If $a,b \in \mathbb R$, prove that the equation $z^3=a+bi$ has at least one complex solution.
It seem to me pretty obvious that this equation has 3 complex roots and they are $\sqrt[3]{a+bi}$, $(-1)^{\frac{2}{3}} \sqrt[3]{a+bi}$ and $(-1)^{\frac{4}{3}} \sqrt[3]{a+bi}$ and they're all complex. So that's the whole solution? I would love to have strict proof of this.
I assume that the goal of the problem is to give an elementary proof of the fact that any complex number has at least one cubic root.
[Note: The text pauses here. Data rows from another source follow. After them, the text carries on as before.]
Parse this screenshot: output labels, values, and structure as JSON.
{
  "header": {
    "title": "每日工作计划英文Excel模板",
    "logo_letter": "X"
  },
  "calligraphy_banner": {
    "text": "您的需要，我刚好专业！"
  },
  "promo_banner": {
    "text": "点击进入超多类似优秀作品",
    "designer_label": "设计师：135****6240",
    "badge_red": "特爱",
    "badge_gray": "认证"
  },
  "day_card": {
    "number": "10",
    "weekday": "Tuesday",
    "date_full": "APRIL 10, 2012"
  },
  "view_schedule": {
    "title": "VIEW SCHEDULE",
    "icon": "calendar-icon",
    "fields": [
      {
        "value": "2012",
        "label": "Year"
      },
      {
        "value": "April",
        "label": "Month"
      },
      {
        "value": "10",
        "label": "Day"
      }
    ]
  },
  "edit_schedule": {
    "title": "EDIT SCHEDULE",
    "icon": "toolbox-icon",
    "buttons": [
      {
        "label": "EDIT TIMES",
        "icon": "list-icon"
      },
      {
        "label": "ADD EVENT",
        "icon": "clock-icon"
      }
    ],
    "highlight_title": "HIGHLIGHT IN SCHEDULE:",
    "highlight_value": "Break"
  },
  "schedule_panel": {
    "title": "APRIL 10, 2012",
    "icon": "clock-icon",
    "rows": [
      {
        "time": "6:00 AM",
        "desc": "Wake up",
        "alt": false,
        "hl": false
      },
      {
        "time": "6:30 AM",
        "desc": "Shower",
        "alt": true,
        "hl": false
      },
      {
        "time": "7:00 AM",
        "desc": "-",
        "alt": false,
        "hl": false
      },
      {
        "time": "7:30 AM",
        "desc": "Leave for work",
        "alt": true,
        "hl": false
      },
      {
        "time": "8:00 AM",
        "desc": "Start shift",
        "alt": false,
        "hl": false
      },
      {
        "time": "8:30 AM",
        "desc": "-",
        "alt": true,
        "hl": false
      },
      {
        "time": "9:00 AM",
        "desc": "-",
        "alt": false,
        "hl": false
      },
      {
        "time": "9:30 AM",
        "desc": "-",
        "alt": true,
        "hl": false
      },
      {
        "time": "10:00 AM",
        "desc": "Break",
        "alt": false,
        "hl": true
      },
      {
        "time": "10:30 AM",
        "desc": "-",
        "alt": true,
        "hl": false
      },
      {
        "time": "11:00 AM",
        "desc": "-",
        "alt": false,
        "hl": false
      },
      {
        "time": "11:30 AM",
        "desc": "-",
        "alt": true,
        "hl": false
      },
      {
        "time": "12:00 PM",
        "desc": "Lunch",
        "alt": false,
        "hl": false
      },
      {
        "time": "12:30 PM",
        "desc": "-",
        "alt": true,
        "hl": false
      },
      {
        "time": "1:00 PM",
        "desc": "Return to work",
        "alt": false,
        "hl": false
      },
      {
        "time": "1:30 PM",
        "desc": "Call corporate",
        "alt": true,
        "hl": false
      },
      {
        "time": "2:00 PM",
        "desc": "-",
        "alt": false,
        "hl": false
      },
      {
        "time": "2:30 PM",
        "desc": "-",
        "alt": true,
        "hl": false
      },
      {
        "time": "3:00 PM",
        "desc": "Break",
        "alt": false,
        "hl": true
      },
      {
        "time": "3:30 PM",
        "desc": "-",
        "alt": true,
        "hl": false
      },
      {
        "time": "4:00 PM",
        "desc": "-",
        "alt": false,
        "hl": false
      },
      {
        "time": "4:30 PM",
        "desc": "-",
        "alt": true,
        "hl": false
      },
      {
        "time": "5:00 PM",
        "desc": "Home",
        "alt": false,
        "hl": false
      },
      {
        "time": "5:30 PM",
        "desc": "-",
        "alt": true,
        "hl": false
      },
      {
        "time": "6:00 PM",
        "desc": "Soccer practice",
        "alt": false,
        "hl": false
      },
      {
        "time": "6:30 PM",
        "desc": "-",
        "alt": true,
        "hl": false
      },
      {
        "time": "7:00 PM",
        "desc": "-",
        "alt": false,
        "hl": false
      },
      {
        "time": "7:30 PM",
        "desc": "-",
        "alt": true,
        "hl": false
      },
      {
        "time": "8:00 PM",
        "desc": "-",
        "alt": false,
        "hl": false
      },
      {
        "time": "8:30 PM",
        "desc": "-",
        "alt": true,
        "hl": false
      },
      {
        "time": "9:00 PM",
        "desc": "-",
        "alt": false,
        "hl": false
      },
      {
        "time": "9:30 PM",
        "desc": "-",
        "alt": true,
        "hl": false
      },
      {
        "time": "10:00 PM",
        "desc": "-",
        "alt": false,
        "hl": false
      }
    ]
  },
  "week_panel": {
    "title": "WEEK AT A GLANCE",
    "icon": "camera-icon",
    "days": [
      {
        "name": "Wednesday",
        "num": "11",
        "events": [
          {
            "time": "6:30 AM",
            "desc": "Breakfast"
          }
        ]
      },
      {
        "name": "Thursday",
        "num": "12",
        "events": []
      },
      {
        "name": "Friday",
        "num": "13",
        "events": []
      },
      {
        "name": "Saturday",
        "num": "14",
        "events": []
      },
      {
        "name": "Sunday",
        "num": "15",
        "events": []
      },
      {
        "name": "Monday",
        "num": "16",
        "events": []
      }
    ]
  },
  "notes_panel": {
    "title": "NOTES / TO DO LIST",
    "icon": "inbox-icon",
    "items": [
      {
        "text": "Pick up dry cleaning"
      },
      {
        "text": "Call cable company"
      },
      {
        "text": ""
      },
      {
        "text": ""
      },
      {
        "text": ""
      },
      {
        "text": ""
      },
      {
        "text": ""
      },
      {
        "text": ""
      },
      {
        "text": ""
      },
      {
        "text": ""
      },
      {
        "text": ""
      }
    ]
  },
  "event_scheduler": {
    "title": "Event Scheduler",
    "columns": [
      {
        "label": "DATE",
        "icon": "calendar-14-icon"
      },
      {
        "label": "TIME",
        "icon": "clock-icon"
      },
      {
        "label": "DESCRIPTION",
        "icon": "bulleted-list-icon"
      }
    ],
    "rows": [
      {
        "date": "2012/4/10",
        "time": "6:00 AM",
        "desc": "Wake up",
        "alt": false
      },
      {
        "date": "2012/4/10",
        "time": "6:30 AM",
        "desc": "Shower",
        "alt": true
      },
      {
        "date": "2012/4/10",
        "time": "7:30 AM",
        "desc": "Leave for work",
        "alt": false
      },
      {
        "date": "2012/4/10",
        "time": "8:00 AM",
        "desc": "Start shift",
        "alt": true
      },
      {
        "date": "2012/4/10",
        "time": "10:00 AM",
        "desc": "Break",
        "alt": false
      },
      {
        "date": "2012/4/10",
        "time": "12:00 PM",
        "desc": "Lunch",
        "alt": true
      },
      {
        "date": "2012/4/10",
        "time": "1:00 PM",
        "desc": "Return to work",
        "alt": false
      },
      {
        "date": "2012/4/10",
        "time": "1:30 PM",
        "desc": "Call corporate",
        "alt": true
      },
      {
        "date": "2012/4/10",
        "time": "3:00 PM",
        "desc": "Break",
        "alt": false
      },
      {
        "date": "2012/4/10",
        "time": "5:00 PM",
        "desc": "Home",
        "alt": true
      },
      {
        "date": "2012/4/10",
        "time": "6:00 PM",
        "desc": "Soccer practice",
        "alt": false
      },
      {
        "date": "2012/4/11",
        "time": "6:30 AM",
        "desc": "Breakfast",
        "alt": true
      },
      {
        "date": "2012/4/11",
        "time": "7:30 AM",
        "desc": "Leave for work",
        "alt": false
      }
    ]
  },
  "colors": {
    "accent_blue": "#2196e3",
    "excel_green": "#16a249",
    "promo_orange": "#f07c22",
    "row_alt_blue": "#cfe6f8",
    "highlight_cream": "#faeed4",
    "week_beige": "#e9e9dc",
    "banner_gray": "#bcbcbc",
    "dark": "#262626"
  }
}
In your solution, you write $\sqrt[3]{a+bi}$, but isn't this what we want to prove?
Maybe you can say: every real number has at least one real cubic root (Bolzano's Theorem) and every complex number with modulo $1$ is of the form $e^{\alpha i}$, hence has also at least one complex cubic root, namely $e^{\frac{\alpha}{3}i}$. Now any $z\in \mathbb{C}$ can be written as $re^{\alpha i}$ for some $r, \alpha \in \mathbb{R}$, and therefore we can find at least one complex cubic root of $z$ by finding one for $r$, one for $e^{\alpha i}$ and then multiplying them.